Before further analyses, the direct current component was removed and the stimulation artifact was suppressed in the EMG signals based on a previously reported protocol [58]. The monopolar CMAP amplitude was defined as the difference between the baseline amplitude and the negative peak value elicited by an electrical stimulus. The largest CMAP amplitude among the 128 sEMG channels was characterized to represent the CMAP amplitude of a subject during a visit.

5.5. Statistical Analysis

The following dependent variables were used: (1) MAS; (2) MVC force; (3) CV; (4) baseline torque; (5) total torque; (6) reflex torque; and (7) CMAP amplitude. MVC force and motor control performance of the impaired side were not collected from two patients due to no detectable elbow flexion force.
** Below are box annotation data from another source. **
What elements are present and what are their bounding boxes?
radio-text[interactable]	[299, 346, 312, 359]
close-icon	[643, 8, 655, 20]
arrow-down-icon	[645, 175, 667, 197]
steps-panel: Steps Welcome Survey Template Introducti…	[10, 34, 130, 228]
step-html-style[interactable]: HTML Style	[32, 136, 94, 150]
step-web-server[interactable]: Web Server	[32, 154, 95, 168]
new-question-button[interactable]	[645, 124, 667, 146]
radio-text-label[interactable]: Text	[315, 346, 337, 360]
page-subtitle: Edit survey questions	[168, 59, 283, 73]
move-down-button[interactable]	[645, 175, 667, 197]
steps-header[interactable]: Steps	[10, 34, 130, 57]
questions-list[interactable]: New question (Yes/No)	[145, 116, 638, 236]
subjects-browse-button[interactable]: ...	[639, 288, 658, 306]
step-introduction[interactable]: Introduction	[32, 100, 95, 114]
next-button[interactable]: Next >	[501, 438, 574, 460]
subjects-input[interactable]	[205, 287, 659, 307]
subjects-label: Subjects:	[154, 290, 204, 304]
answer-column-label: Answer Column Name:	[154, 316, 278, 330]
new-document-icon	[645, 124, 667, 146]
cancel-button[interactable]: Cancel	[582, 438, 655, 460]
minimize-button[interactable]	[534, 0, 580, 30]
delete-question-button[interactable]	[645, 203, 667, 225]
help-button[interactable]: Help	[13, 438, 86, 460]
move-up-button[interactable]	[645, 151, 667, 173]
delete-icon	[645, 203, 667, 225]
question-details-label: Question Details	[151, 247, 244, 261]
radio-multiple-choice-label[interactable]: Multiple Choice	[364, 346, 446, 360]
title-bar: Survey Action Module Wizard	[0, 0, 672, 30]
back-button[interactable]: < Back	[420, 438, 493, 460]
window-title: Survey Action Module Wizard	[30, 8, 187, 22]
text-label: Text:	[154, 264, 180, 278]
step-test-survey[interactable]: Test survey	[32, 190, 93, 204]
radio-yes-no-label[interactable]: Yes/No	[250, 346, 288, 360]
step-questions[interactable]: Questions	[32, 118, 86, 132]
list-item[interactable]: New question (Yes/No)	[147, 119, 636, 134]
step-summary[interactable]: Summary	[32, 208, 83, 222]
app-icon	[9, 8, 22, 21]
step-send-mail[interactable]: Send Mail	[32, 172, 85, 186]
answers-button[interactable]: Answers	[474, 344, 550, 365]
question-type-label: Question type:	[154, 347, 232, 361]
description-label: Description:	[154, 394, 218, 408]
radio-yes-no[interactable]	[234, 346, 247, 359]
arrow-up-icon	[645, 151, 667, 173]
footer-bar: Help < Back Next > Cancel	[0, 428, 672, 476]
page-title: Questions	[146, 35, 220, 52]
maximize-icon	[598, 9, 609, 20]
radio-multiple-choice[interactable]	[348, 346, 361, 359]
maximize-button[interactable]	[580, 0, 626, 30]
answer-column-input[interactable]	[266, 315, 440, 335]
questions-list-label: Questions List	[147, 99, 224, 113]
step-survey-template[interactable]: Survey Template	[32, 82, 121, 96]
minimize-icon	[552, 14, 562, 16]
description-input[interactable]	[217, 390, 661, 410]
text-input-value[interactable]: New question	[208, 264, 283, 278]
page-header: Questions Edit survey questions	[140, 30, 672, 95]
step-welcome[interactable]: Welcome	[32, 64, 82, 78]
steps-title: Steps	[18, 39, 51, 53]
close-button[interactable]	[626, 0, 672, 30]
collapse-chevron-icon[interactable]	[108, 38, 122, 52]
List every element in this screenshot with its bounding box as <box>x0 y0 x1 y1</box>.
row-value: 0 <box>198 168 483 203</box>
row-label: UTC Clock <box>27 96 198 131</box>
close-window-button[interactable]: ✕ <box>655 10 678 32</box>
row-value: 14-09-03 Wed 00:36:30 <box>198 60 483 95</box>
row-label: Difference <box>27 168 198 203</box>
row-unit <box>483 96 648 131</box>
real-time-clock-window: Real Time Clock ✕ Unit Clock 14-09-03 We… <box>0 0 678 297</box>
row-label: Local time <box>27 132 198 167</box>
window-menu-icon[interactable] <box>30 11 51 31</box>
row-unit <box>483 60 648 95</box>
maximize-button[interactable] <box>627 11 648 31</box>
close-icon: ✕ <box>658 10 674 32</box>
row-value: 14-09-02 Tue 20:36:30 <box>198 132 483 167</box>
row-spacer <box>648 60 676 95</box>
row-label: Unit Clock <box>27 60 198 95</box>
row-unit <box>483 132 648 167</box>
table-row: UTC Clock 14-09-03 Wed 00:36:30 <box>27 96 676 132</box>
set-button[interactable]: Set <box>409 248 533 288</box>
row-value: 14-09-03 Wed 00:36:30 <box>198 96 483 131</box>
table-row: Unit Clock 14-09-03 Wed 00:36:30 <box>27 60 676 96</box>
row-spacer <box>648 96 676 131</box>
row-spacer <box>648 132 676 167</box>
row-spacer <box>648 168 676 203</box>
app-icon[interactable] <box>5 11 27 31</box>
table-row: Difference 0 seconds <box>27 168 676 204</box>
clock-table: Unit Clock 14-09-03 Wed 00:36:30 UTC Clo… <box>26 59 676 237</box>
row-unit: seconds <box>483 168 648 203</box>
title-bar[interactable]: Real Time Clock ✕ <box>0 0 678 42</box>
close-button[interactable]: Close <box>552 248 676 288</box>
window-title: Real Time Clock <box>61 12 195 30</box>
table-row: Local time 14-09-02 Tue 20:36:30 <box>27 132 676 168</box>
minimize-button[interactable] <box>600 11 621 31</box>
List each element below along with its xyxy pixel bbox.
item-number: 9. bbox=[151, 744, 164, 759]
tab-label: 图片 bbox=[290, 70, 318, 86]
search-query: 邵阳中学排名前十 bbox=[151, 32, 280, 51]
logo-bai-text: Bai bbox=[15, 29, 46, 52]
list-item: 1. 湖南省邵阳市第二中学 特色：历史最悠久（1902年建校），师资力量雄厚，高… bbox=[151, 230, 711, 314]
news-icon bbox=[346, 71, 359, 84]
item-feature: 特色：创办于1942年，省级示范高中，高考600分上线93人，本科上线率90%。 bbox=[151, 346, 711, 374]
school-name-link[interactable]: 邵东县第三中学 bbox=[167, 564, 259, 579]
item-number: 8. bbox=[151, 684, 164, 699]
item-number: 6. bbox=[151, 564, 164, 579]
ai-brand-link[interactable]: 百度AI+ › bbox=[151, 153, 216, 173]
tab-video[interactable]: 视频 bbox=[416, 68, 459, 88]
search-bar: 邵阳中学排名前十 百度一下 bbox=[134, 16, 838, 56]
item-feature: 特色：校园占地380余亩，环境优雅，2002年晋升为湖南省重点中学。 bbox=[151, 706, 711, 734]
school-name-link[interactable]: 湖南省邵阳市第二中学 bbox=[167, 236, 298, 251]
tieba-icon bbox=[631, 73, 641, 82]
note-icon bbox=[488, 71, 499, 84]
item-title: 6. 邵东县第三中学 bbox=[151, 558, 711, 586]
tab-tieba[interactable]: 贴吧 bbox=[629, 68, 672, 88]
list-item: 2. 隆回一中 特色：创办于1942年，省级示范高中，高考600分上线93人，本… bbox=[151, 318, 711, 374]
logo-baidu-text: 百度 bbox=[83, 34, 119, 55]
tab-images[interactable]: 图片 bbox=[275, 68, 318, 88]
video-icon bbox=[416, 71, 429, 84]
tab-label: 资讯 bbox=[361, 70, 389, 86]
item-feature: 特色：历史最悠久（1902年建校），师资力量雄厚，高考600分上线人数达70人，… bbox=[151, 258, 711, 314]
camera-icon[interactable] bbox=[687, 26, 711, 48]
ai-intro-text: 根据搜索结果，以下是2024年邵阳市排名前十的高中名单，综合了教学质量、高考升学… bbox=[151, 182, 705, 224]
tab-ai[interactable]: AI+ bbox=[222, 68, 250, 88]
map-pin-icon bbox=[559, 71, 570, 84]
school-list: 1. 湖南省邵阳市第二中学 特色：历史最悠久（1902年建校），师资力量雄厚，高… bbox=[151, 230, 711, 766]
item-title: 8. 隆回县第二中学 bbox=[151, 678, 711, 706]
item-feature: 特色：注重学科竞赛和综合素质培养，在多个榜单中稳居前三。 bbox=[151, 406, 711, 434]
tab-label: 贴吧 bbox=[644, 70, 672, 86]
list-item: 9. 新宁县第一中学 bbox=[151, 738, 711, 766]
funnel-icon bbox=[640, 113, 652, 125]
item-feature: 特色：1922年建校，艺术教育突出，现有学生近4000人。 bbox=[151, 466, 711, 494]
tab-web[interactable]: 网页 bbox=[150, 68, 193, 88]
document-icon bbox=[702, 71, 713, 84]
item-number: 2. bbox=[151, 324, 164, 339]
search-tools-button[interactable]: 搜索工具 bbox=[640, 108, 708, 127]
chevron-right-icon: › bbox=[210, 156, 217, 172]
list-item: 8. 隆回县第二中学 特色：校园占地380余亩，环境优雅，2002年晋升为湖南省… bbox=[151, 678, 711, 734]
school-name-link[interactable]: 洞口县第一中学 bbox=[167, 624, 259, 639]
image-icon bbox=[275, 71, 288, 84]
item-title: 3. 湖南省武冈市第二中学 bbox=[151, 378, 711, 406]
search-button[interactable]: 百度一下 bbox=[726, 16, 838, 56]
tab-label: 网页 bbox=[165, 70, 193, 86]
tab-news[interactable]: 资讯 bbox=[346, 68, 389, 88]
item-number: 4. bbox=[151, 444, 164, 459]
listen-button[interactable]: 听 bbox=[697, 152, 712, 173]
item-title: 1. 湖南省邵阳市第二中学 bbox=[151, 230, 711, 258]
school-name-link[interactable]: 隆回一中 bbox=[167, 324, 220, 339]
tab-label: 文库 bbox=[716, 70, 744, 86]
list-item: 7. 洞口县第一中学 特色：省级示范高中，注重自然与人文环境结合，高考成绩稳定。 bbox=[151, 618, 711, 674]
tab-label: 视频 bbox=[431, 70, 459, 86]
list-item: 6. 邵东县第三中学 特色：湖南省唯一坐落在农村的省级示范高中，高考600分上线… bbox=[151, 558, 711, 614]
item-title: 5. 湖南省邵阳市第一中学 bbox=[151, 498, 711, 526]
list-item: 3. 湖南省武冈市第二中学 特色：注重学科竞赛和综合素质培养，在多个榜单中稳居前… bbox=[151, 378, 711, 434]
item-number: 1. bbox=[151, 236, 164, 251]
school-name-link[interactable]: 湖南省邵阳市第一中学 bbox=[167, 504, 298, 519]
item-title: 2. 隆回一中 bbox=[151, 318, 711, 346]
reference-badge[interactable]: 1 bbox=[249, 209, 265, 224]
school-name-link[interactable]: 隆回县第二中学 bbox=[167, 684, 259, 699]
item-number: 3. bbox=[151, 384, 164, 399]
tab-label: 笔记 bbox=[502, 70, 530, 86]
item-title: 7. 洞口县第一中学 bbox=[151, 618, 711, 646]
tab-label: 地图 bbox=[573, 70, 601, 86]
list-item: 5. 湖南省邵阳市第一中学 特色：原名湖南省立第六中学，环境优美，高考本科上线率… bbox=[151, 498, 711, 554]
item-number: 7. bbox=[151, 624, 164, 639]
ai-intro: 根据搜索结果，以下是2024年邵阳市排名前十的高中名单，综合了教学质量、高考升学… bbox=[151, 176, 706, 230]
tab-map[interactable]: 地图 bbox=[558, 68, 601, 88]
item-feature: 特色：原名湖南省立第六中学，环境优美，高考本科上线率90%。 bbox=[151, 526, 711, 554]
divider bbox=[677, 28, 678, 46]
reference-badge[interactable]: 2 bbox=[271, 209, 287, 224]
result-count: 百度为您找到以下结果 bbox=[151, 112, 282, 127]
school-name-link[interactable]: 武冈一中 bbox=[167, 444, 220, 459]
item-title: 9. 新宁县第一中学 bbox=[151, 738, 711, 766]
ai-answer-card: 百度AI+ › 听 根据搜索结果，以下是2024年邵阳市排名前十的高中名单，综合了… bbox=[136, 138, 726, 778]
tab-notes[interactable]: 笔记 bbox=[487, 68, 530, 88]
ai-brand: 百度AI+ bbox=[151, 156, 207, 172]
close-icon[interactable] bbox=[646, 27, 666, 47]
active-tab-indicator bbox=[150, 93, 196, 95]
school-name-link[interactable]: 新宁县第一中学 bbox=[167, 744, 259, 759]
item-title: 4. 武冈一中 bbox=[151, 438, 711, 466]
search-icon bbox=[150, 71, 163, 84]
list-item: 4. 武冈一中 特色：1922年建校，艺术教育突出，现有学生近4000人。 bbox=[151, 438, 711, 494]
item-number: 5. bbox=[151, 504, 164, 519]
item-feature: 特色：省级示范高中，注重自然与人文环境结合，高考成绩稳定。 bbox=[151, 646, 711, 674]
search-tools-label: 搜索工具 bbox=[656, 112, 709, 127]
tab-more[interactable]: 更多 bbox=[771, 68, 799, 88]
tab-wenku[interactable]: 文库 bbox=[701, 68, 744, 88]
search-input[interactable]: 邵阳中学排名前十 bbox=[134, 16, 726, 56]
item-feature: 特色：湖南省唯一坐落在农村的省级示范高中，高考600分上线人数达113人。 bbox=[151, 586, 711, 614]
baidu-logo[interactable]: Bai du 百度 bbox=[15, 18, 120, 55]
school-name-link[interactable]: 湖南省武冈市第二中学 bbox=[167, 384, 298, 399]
MVC and CV on the contralateral side were not collected from one subject due to time restriction. Non-parametric Friedman test was used to test the main effect of TIME (pre-injection, 3-wks follow-up, and 3-mons follow-up) for MAS scores. One-way repeated measure ANOVA with the factor of TIME was used to test the effect of BoNT injection on MVC force, baseline torque, total torque, reflex torque, and CMAP amplitude on the impaired side. For statistical analysis purposes, we used 0, 1, 2, 3, 4, 5 to represent a MAS value of 0, 1, 1+, 2, 3, 4, respectively. Three-way repeated measure ANOVA with the factors of TIME, LIMBS (impaired and non-impaired), and FORCELEVEL (10%, 30%, and 50%) was used to test the effect of injection on motor control performance. Fisher’s least significant difference (LSD) post-hoc analyses were performed for any significant main effect or interaction. Analyses were performed with the IBM SPSS Statistics 25 (IBM Corp., Armonk, NY, USA). The alpha level for all statistical tests was 0.05. Data were reported as mean ± standard deviation (SD) within the text and as mean ± standard error mean (SEM) in the figures.